Carnal Knowledge follows the lives of two friends over three decades. Jonathan, played by Jack Nicholson and Sandy, played by Art Garfunkel are presentable, educated and seemingly nice young men but it doesn’t take long for us to discover the truth.
Their sexual exploits reflect their deep insecurities and twisted view of women – Jonathan sees women only as body parts. Sandy is gentler but he’s also naïve and gullible. Jonathan leads. Sandy follows. Carnal Knowledge is a memorable portrait of curdled, cruel masculinity.

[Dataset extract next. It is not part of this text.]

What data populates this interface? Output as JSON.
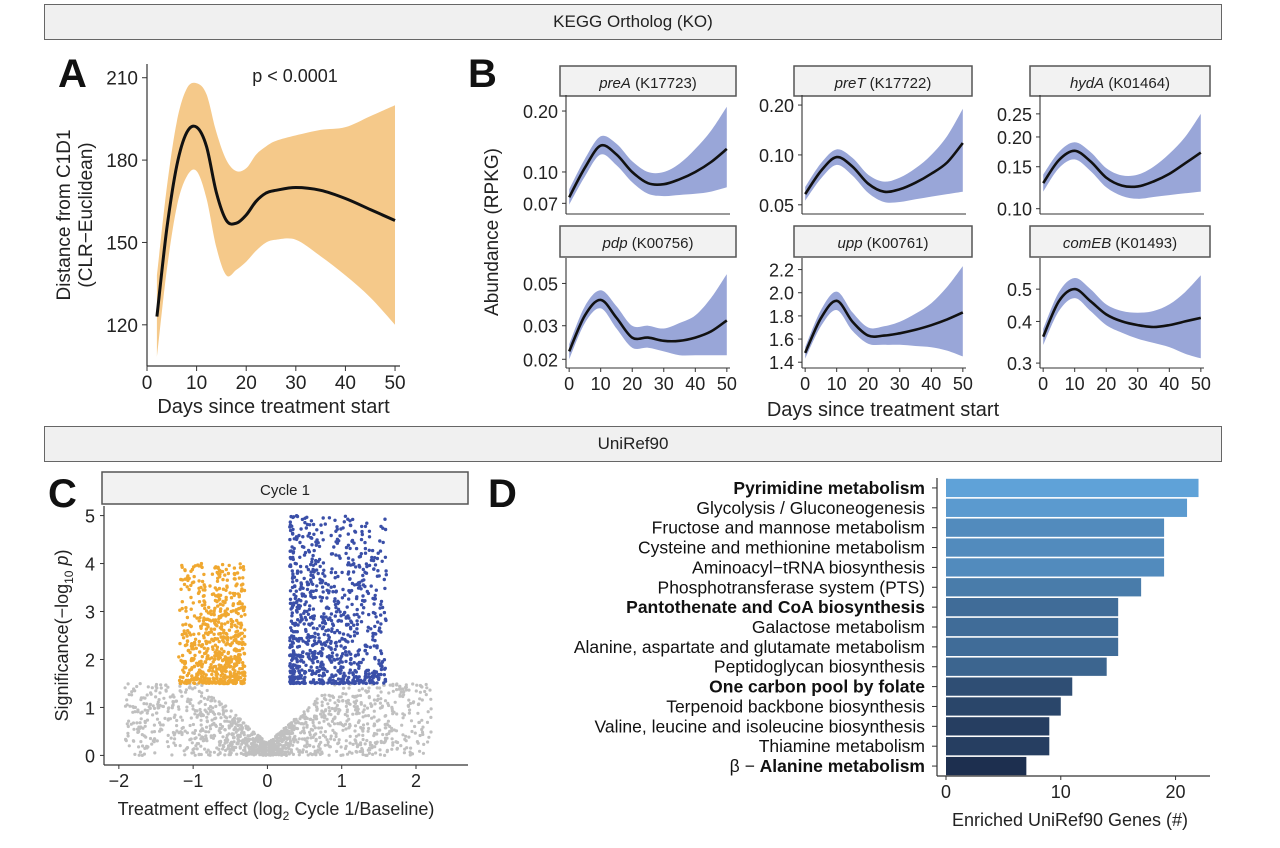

The late, great director Mike Nichols was an acute observer of modern manners. Here, he stages scenes that are bleak, bitter, sad and sometimes darkly funny. Jonathan is convinced that the only looks matter. When Sandy describes his relationship, he ruefully says, it’s not glamorous or anything. Both ache for happiness and some sort of human connection but they are hobbled by their own warped sensibilities. In a heart-breaking scene, one of Jonathan’s many girlfriends asks if they should ‘shack up.’ It’s almost impossible for him to say yes to that level of emotional intimacy.
Nichols cast Carnal Knowledge perfectly and elicited marvelous performances from his talented cast. Nicholson is feral and fierce. He is frankly ugly and yet he doesn’t drive you away. I watched with pity. Art Garfunkel makes the perfect foil – mild, soft and somewhere, a little more humane.
The women are equally good – Candice Bergen as the woman they both latch onto in college and Ann-Margret as Jonathan’s wife who must bear his abuse and conflicted affection.
Carnal Knowledge is no longer the shocker it was when it released in 1971 (a theater owner in Georgia was actually convicted of pandering to prurient interest by showing the film - the conviction was overturned by the United States Supreme Court). But the film still has the power to startle with its precise rendering of a certain idea of manhood. You can find the film on DVD.